Saturday, 1 June 2013

CORPUS CHRISTI - THE FEAST OF THE BODY AND BLOOD OF CHRIST - THE EUCHARIST IS LIFE

To read the texts click on the texts: Gen 14:18-20; 1 Cor 11:23-26; Lk 9:11b-17

The placement of the pericope on the feeding of the five thousand in Luke is in an extremely significant position and this must be understood if the significance of the miracle is to be understood in its entirety. Immediately after Jesus sends his disciples out on mission, Luke inserts the question that Herod asks about Jesus’ identity. This is followed by the return of the twelve, the feeding of the five thousand and a repetition of the question of Jesus’ identity. The placement of these incidents in this order is to indicate that Christology and mission, proclaiming Christ and doing what he would have done are wedded as two sides of the same reality. Jesus’ identity is revealed in what he is and does and what he calls others to be and do. By the same token, those who desire to see and know who Jesus is will see and know him only if they respond to his call to preach the gospel, heal the sick, and feed the hungry. This forms the background for the meaning of the text and also for the meaning of the feast of Corpus Christi, the Body and Blood of Christ, the Eucharist.

The Eucharist which is often relegated to the level of the ritual was never meant to be merely that. The blessing at the end of the ritual states that those who have partaken of the Eucharist are sent forth to love and serve just as Jesus loved and served. The disciples are thus always expected to go beyond the ritual and take the Eucharist to the world.  This is why when Jesus saw the crowds following him, he not only welcomed them, spoke about the kingdom of God but also healed and cured those who needed to be made whole. Not content with that, Jesus further ordered his disciples that the crowds be fed with bread that the disciples were expected to provide. He then shows them how. The sequence of scenes in Luke suggests the deeper meaning of the feeding: Because Jesus fed the multitude; his disciples saw that he was God’s anointed one. This combination of the feeding of the five thousand and Peter’s confession in Luke suggests that the recognition of Jesus as the Christ of God is linked to his action of reaching out to feed the hungry. It is also a signal of what the Eucharist is really meant to be.

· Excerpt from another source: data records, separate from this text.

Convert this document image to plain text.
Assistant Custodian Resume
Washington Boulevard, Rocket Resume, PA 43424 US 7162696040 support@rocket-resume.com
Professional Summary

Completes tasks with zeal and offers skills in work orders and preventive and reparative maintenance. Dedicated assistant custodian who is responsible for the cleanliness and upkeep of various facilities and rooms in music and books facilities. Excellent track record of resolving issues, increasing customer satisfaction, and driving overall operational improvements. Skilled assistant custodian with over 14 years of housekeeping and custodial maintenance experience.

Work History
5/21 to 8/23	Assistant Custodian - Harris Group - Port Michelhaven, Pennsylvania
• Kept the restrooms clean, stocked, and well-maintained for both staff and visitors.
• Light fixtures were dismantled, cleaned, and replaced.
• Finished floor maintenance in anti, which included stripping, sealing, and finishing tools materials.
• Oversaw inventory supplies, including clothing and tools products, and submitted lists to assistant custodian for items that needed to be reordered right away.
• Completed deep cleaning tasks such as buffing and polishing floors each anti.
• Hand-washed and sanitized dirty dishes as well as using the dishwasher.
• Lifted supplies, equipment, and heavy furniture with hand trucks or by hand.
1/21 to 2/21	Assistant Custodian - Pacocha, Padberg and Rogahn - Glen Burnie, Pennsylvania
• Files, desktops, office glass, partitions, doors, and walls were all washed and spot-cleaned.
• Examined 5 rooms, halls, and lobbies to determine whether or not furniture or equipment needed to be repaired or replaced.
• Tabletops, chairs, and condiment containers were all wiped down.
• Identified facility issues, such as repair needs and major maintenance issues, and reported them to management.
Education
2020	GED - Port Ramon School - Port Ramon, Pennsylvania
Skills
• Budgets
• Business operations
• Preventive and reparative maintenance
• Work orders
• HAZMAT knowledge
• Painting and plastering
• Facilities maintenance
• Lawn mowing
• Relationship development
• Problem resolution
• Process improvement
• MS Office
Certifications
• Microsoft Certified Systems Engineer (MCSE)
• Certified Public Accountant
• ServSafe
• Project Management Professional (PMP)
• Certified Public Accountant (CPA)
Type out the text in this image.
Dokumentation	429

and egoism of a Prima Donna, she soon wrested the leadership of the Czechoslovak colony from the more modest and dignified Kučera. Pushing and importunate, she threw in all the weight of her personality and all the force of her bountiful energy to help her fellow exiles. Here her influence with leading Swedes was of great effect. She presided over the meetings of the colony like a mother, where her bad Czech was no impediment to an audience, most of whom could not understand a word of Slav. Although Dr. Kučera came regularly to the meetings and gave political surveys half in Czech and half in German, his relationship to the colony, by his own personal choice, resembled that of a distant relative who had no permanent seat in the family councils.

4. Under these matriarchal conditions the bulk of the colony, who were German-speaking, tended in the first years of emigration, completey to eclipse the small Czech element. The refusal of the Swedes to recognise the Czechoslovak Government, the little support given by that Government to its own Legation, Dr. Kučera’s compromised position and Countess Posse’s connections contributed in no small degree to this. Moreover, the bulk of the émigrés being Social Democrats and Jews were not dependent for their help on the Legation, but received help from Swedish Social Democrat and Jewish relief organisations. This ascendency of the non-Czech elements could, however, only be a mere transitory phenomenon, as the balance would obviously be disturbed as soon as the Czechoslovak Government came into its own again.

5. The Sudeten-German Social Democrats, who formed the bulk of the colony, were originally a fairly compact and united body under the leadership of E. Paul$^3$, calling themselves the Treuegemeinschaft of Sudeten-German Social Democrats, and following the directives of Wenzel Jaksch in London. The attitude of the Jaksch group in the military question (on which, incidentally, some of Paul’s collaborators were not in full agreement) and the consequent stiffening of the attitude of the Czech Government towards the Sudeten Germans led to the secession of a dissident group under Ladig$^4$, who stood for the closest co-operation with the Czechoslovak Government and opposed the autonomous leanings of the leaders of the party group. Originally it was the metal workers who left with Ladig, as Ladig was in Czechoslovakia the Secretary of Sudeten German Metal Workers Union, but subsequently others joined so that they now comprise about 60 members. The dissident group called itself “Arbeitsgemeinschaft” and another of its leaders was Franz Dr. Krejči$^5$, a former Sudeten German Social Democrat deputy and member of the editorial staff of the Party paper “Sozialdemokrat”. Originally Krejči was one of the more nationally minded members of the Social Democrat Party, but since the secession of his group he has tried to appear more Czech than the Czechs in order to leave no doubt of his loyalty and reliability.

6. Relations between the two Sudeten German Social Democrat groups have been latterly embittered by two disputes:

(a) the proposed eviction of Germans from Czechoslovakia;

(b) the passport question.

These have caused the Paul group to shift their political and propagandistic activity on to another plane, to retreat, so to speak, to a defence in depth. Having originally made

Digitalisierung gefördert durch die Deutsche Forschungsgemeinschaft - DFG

Thus the Body of Christ today cannot be restricted to the bread and wine that is broken and shared on the altar. It is also made up of the community who participate in this act. The second reading of today makes precisely this point. The “remembrance” to which the Corinthian community and those who partake in the Eucharist are called is not merely to a past event but to making the past present. The narrated history in the Eucharist becomes also the history of the partakers. The past of the event becomes their present. When they do this they begin to “proclaim” even in the present the Lord’s death until he comes. This means that they live out fully the implications of partaking in the body of Christ. Their faith makes itself known through who they become and what they do. This faith which is alive and active manifests itself to others and makes an impact on them. Others want to know what it is about the Christian community that makes them what they are and gives them the motivation for what they do.  The Eucharist, by what it remembers and proclaims, scans the whole story of redemption in Christ and repeats for the believers the true scope and setting of the life they are called to live together. Every time believers take part in the supper of the Lord, they relive God’s story as revealed in the Christ event. If they live it as they should, their very lives will become a fitting proclamation of the gospel to the world. Therefore, the Eucharist is communion in a double sense: It is the most intimate sharing and participation with Christ, but that communion with Christ is already also the sharing in and with other believers who by definition are also those “in Christ.” The Eucharist is thus both personal and communal, inextricably. While on the one hand each individual receives the whole body of Christ, on the other hand the whole community gathered together in faith also receives the whole body and becomes that body.

In a sense therefore, the Eucharist never ends. It goes on and on. As the identity of Jesus was revealed after the feeding of the five thousand, an act which shows concern, compassion and empathy so will the identity of believers be revealed not merely when they receive the body of Christ at the ritual but when they who have received the body of Christ become also that Body. They do this by going out like Christ into the world and daring to become bread for everyone they meet. 

1 comment:

  1. Dear Fr.Errol
    Wishing you and all out there a very happy feast.
    Yes, we have to do our best in whatever little way we can and whatever way we possibly can to be 'bread' for everyone we meet or at least someone to begin with.